Through the chill of evening shadows, I made my way to the outskirts of Old Castle. No breeze disturbed the air, no sound accompanied the siren’s wail; light from a setting red sun did little to warm a tense ambience. Beyond the last of the buildings, I began crossing a stretch of open ground, heading towards the city wall. But it wasn’t me walking, not really, not any more. I could see through my eyes, hear through my ears, smell the stench of the city, but I had no control over my direction. My footsteps weren’t made of my own volition.
I neared the city wall, a sturdy construction, thick and high, unbreakable, but at that moment it seemed merely a thin veil constructed for the illusion of safety. The huge turrets rising atop it housed the mighty ether-cannons which protected the citizens from the horrors of the wastes. But not from me.
‘He’s close.’
These words gurgled from an oily mass slithering over cracked, stony ground ahead of me: a ghoul, wheezing wet breaths, hissing with anger. This thing had been a woman in life, a simple soul; but in death, an oozing puddle fuelled by injustice, out for revenge. Caring nothing for the danger approaching Old Castle, the ghoul sang her Song, a Song of obsession and need, and I couldn’t deny her plea for vengeance.
Rattling machinery.
Up on the wall, the turrets were turning, sweeping the aim of their long, fat cannons left and right. A low, familiar drone came next, baritone beneath the undulating siren, rumbling through the empty streets behind me. From the centre of Old Castle, a great beam of energy shot towards the cloudless pink sky like a waterspout. The city had activated its ether shield. High above the buildings, the energy gathered into a monumental ball of clear, wavering magic before dispersing, smearing, spreading across the length and breadth of Old Castle, forming a barrier between the city and the sky.

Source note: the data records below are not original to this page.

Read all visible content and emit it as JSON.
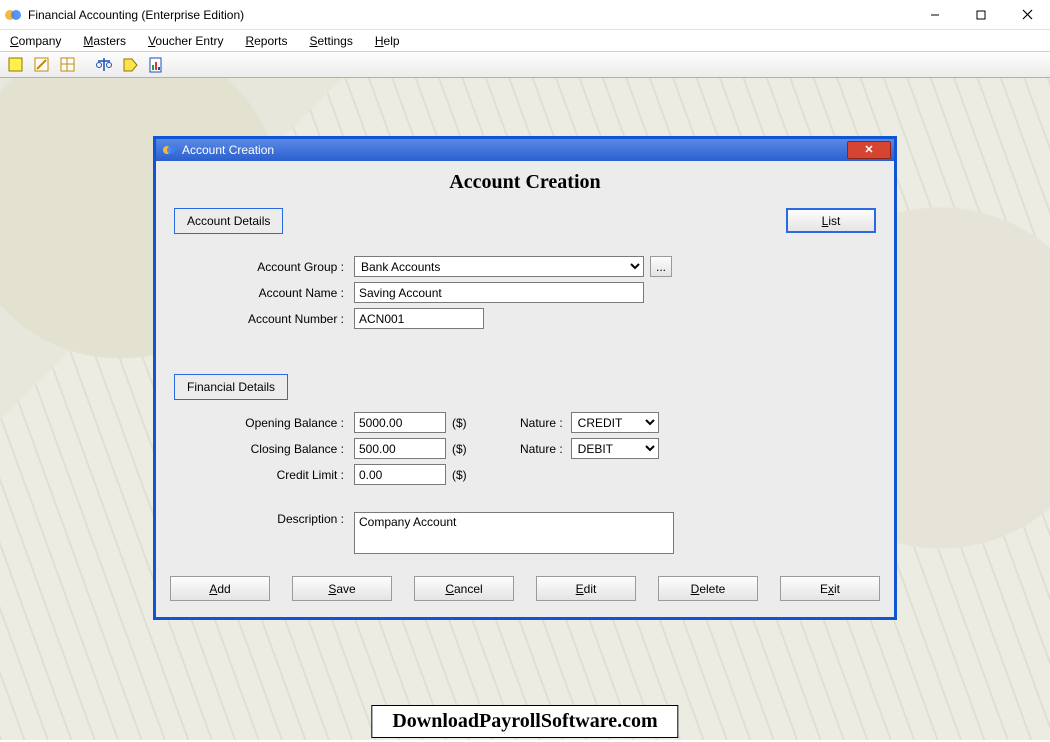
{
  "window": {
    "title": "Financial Accounting (Enterprise Edition)"
  },
  "menu": {
    "company": "Company",
    "masters": "Masters",
    "voucher": "Voucher Entry",
    "reports": "Reports",
    "settings": "Settings",
    "help": "Help"
  },
  "dialog": {
    "title": "Account Creation",
    "heading": "Account Creation",
    "section_account": "Account Details",
    "section_financial": "Financial Details",
    "list_btn": "List",
    "labels": {
      "account_group": "Account Group :",
      "account_name": "Account Name :",
      "account_number": "Account Number :",
      "opening_balance": "Opening Balance :",
      "closing_balance": "Closing Balance :",
      "credit_limit": "Credit Limit :",
      "nature": "Nature :",
      "description": "Description :",
      "currency_unit": "($)"
    },
    "values": {
      "account_group": "Bank Accounts",
      "account_name": "Saving Account",
      "account_number": "ACN001",
      "opening_balance": "5000.00",
      "closing_balance": "500.00",
      "credit_limit": "0.00",
      "nature_open": "CREDIT",
      "nature_close": "DEBIT",
      "description": "Company Account"
    },
    "buttons": {
      "add": "Add",
      "save": "Save",
      "cancel": "Cancel",
      "edit": "Edit",
      "delete": "Delete",
      "exit": "Exit",
      "ellipsis": "..."
    }
  },
  "footer": {
    "banner": "DownloadPayrollSoftware.com"
  }
}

Above me, the edge of the shield curved downwards, creating an umbrella that descended liquidly to the ruined ground outside the wall. In a matter of moments, this hive of guilt-ridden souls was secured within a dome of ether power like a city in a snow globe. Sunlight refracted, the siren changed its pitch, the breeze dropped and the air became stifled. The bitter taste of ether dried the inside of my mouth. But it wasn’t really my mouth now.
‘Closer,’ the ghoul hissed.
Cannons tracked the movements of whatever monstrosity the song of the sycamore was coming from the wastes as I followed the ghoul along the line of the wall. With no choice in the matter, I was led to a set of stone stairs rising to a pot-bellied watch post nestled between two turrets. The ghoul slithered up the stairs and I climbed after her like the dutiful puppet I had become.
No sign of movement came from beyond the watch post’s darkened doorway, but I knew a man hid there, a murderer who had nowhere left to run. He had taken sanctuary in the watch post in a vain attempt to hide from death. His subconscious under stood what was coming for him, and why. The dead deserved vengeance.
Reeking of sewage, the ghoul hissed in anticipation, gurgled with longing. Like a snake, her darkness oozed up around the doorway to form an oily frame. I stared into the gloom beyond.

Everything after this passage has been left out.